Se quedó allí sentada llorando hasta que su hermana llegó de pronto, con el rostro empapado en lágrimas.

Kohaku la miró sin sorprenderse. Seguramente Byakuya le había avisado, porque era una persona demasiado buena, incluso aunque ya no volverían a verse nunca más.

—Ruri-nee... —Su voz estaba irreconocible, tan rota que ya no fue capaz de decir nada más, simplemente extendió un brazo hacia su hermana, que sollozó y se arrodilló para envolverla en sus brazos.

Kohaku pudo seguir llorando a gusto, todavía sintiendo el corazón destrozado, pero al menos sintiéndose un poco mejor de ahora estar acompañada.

Luego de un rato, su hermana la acompañó adentro y la ayudó a quitarse el vestido de novia roto y sucio, y Kohaku intentó no pensar en que probablemente ya nunca volvería a ponerse un vestido de novia mientras se despojaba de esa tela que hace tan solo unas horas tanta ilusión le despertó.

Se metió a bañar con ayuda de su hermana, que la atendió como si todavía fuera una niña pequeña, intentando sonreír mientras le contaba cosas de su hijito Ruchiru, mientras Kohaku la escuchaba con sus lágrimas todavía cayendo, pero ya sin temblar, ya sin sollozar, inerte como una rosa marchita.

Al salir de la ducha, ya las lágrimas se le secaron, pero solo pudo acostarse en su cama sin hacer ni decir nada.

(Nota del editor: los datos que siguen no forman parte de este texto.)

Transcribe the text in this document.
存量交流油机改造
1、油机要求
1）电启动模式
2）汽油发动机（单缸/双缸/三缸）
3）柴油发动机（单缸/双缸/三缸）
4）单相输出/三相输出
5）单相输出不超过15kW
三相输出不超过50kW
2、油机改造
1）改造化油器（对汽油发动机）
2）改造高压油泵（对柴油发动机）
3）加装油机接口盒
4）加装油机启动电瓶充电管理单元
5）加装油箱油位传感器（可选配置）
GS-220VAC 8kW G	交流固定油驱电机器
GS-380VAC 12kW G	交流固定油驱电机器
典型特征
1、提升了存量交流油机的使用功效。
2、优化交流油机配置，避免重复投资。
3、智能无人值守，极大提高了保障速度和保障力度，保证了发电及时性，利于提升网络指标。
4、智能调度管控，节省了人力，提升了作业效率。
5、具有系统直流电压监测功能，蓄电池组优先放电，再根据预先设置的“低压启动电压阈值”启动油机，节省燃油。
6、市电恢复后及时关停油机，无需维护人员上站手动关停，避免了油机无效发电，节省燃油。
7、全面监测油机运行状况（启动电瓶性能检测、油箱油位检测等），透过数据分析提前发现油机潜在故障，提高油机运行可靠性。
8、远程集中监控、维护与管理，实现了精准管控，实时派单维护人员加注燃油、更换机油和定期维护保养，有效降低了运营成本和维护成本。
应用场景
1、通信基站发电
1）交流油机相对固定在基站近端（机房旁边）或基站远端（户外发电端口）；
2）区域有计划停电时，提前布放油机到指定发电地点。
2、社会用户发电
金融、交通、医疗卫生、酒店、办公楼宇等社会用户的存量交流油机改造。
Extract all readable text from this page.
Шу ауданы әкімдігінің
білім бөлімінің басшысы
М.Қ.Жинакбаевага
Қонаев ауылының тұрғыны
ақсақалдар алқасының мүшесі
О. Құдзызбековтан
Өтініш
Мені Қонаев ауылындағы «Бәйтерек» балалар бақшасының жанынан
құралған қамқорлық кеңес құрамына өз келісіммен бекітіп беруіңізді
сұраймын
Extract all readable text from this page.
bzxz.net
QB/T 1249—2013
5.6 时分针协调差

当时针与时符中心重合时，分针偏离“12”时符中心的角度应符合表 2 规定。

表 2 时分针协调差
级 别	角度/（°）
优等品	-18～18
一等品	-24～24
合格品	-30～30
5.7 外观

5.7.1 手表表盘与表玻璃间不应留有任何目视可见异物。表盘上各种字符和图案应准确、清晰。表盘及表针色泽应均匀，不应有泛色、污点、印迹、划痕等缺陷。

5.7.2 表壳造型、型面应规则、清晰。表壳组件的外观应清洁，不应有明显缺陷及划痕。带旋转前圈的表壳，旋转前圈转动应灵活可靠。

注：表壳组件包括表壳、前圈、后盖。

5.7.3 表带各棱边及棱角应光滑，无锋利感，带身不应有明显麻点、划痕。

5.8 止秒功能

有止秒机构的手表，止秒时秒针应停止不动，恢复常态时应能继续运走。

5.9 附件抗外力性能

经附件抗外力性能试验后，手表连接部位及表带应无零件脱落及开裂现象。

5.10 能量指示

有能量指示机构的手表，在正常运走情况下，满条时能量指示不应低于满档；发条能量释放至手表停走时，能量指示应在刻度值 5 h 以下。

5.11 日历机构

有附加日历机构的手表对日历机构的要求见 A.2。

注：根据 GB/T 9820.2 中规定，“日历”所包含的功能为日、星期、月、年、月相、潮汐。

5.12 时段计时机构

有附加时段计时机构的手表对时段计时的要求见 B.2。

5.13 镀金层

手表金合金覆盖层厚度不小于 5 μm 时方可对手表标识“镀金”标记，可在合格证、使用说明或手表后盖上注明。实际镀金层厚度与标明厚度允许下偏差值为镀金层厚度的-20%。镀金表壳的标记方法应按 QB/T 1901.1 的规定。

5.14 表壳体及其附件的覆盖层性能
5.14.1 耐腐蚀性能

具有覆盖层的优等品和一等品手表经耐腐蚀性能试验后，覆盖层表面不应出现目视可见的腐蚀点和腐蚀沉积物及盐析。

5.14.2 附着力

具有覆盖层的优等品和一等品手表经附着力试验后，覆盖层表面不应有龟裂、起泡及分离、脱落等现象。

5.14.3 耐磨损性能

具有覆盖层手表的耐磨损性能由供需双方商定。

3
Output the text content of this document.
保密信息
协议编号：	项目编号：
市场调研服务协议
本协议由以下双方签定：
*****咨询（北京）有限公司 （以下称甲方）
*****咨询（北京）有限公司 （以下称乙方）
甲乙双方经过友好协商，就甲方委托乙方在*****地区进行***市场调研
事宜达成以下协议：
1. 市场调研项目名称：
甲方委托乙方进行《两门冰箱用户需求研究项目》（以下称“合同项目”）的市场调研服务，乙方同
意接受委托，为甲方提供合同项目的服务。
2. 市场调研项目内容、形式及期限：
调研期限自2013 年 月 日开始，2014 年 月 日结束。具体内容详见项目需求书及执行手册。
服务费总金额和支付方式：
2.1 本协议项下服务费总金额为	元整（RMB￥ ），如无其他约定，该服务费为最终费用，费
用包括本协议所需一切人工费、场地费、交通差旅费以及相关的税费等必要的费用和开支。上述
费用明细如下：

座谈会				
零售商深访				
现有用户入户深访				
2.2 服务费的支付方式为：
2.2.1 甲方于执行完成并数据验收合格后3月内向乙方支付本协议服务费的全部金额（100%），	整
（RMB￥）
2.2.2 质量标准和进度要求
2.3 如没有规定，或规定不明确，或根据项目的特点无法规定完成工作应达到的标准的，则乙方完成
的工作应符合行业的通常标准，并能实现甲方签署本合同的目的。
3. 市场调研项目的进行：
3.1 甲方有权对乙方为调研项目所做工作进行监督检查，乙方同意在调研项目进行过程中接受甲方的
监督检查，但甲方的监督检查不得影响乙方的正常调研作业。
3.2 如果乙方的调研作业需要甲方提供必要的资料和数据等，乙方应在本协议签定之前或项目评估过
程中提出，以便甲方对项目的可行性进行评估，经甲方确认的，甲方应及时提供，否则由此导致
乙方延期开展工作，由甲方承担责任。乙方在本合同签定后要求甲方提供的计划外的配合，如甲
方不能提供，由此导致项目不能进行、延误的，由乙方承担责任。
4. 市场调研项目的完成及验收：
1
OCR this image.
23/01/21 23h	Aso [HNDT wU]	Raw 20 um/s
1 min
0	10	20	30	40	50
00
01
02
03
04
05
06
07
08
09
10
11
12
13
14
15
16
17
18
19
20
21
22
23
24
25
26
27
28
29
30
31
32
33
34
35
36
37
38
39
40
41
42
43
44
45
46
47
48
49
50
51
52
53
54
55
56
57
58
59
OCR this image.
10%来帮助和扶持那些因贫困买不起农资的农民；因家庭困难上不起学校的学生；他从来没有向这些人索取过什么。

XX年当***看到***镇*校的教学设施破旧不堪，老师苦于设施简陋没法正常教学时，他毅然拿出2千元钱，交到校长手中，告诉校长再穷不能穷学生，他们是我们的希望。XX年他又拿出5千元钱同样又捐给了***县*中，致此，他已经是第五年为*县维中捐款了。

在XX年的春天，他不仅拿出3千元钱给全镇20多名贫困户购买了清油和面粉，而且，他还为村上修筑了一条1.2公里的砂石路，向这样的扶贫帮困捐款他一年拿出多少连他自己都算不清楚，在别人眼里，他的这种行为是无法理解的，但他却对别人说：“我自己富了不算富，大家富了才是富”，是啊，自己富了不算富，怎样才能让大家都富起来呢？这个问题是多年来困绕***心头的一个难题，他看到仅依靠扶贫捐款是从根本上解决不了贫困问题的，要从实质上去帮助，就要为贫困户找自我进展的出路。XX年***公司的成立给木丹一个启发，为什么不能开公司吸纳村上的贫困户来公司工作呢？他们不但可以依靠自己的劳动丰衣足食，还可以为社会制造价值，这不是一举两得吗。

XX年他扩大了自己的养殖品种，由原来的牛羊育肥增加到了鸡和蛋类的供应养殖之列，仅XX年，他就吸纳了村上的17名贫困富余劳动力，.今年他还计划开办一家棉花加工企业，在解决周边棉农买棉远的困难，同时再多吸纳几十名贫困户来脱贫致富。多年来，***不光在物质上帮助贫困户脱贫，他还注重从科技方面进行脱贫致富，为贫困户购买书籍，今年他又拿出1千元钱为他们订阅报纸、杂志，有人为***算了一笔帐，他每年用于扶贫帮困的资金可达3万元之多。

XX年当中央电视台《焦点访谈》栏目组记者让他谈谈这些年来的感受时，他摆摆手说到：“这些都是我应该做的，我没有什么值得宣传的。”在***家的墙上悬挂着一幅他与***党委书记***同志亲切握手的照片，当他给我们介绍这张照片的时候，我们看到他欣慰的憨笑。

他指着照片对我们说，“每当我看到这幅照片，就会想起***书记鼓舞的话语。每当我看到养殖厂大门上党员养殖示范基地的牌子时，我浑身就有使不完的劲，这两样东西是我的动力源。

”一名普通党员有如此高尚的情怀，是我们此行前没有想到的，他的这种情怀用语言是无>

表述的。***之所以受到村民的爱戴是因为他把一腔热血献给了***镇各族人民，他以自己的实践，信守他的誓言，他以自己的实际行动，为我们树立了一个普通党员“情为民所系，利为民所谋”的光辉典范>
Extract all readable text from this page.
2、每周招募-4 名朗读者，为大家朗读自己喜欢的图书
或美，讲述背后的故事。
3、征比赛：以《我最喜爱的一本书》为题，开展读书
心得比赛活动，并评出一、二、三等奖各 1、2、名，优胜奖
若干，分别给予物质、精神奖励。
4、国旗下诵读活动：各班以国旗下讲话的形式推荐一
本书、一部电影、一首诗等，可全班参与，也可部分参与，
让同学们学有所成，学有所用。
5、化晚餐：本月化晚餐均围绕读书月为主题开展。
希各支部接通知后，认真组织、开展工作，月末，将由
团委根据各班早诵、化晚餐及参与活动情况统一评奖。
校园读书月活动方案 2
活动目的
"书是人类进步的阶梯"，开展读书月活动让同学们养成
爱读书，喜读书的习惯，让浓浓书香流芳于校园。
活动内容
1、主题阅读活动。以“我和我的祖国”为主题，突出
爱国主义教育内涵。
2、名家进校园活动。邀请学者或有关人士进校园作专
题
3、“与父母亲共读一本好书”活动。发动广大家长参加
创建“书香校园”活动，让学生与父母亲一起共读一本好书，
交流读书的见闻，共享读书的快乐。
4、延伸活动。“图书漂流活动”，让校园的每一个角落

Ruri se quedó a su lado, abrazándola, acariciando su cabello, prometiéndole que todo estaría bien, que esto era solo... una mala experiencia... que el dolor pasaría.

Solo al día siguiente Kohaku se atrevió a hablar mientras contemplaba el té que su hermana dejó para ella, sin tocarlo.

—Sabía que había posibilidades de que... no fuera él... —susurró con voz queda, con los ojos secos, pero la voz todavía rota y empequeñecida—. Sabía que no era seguro, pero... yo... de verdad me enamoré... pensé... que sí era él.